The Cross Coupe’s hybrid system combines a 147-hp TSI gasoline engine with 40-kW (54-hp) and 85-kW (114-hp) electric motors.
“The 85-kW motor, integrated with the rear-axle layout as a co-axial drive unit, kicks in the when the vehicle is in all-wheel-drive or all-electric modes, VW says.”
Total system output is 261 hp. A 9.8-kWh lithium-ion battery is housed in the driveshaft’s tunnel. Fuel economy of the Cross Coupe is pegged at 87 mpg (2.7 L/100 km).
Audi rolls out a new Sportback, a 5-door variant of its popular 3-door A1 small car, which currently accounts for 25% of Audi sales in Japan.
Audi Chairman Rupert Stadler says the Sportback is a 4-seater with room for a fifth seat. It is taller than the 3-door for an overall roomier rear seat.
On sale next year in Japan and Europe, the A1 Sportback will offer three gasoline and three diesel engines, all with direct-injection and turbocharging.
The top-of-the-line gasoline engine is a 185-hp supercharged and turbocharged 1.4L, Audi says, producing 184 lb.-ft. (250 Nm) of peak torque. It is capable of 0-62 mph (100 km/h) sprints in 7.0 seconds and boasts a top speed of 141 mph (227 km/h).
The engine design echoes the Twincharger technology developed by Audi's sister-brand Volkswagen that made its debut at the 2005 Frankfurt auto show.
Audi is the No.2 best-selling luxury brand in Japan, with sales up 20% through October to 20,000 units.

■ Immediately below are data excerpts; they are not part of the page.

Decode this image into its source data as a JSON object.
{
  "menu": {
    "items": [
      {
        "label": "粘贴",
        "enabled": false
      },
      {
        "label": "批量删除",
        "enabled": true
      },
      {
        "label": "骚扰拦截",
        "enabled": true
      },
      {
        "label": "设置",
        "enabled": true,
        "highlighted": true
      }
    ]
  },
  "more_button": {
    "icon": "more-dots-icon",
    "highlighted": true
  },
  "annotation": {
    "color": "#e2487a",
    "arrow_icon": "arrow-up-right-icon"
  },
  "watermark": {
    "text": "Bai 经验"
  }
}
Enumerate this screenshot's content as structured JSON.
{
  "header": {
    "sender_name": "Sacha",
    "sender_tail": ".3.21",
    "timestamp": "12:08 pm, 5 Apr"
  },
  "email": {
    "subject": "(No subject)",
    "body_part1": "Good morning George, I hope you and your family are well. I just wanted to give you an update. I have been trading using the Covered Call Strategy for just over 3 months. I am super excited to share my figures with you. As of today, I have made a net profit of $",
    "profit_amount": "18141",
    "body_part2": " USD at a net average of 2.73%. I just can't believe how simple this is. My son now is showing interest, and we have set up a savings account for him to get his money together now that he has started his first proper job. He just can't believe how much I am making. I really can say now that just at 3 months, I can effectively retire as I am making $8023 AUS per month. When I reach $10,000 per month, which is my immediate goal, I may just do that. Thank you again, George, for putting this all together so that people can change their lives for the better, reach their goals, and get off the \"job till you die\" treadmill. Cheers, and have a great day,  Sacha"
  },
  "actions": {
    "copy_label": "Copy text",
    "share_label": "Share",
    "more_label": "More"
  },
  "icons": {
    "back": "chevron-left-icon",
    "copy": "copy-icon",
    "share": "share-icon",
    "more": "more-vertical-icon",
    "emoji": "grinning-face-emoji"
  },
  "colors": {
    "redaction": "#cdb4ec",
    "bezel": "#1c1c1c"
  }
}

The auto maker is aiming to overtake No.1 BMW, Stadler says, and will be adding the Q3 small CUV to its lineup to boost volume.
BMW, which this year celebrates 30 years in Japan, plans to battle domestic auto makers in a segment they dominate, hybrids, with its new ActiveHybrid 5 that debuts here. The all-new vehicle goes on sale next year in Japan and other markets.
Ian Robertson, BMW board member, says the vehicle can achieve up to 37 mph (60 km/h) in electric mode. It is the auto maker’s first hybrid to use the 3.0L I-6, in lieu of a twin-turbo V-8. The concept is rated at 335 hp, including a 41-kW (55-hp) electric motor.
ActiveHybrid 5 also has the unique ability to link the navigation system with the drivetrain to capture electricity for the battery on downhill routes, BMW says.
BMW sales have grown this year, up 8% through October, but at a slower rate than Audi, Robertson says.
Mercedes-Benz is the only German brand that does not have a global unveiling at the show. Instead, it is showing two models new to Japan on its stand: the C63 AMG Coupe Black Series and SLS AMG Roadster.
Mercedes also brought to Japan for the first time the F125! fuel-cell hybrid concept car, unveiled at Frankfurt’s auto show in September. Parent Daimler’s Smart brand showed off its Frankfurt-first concept, the lightweight ForVision.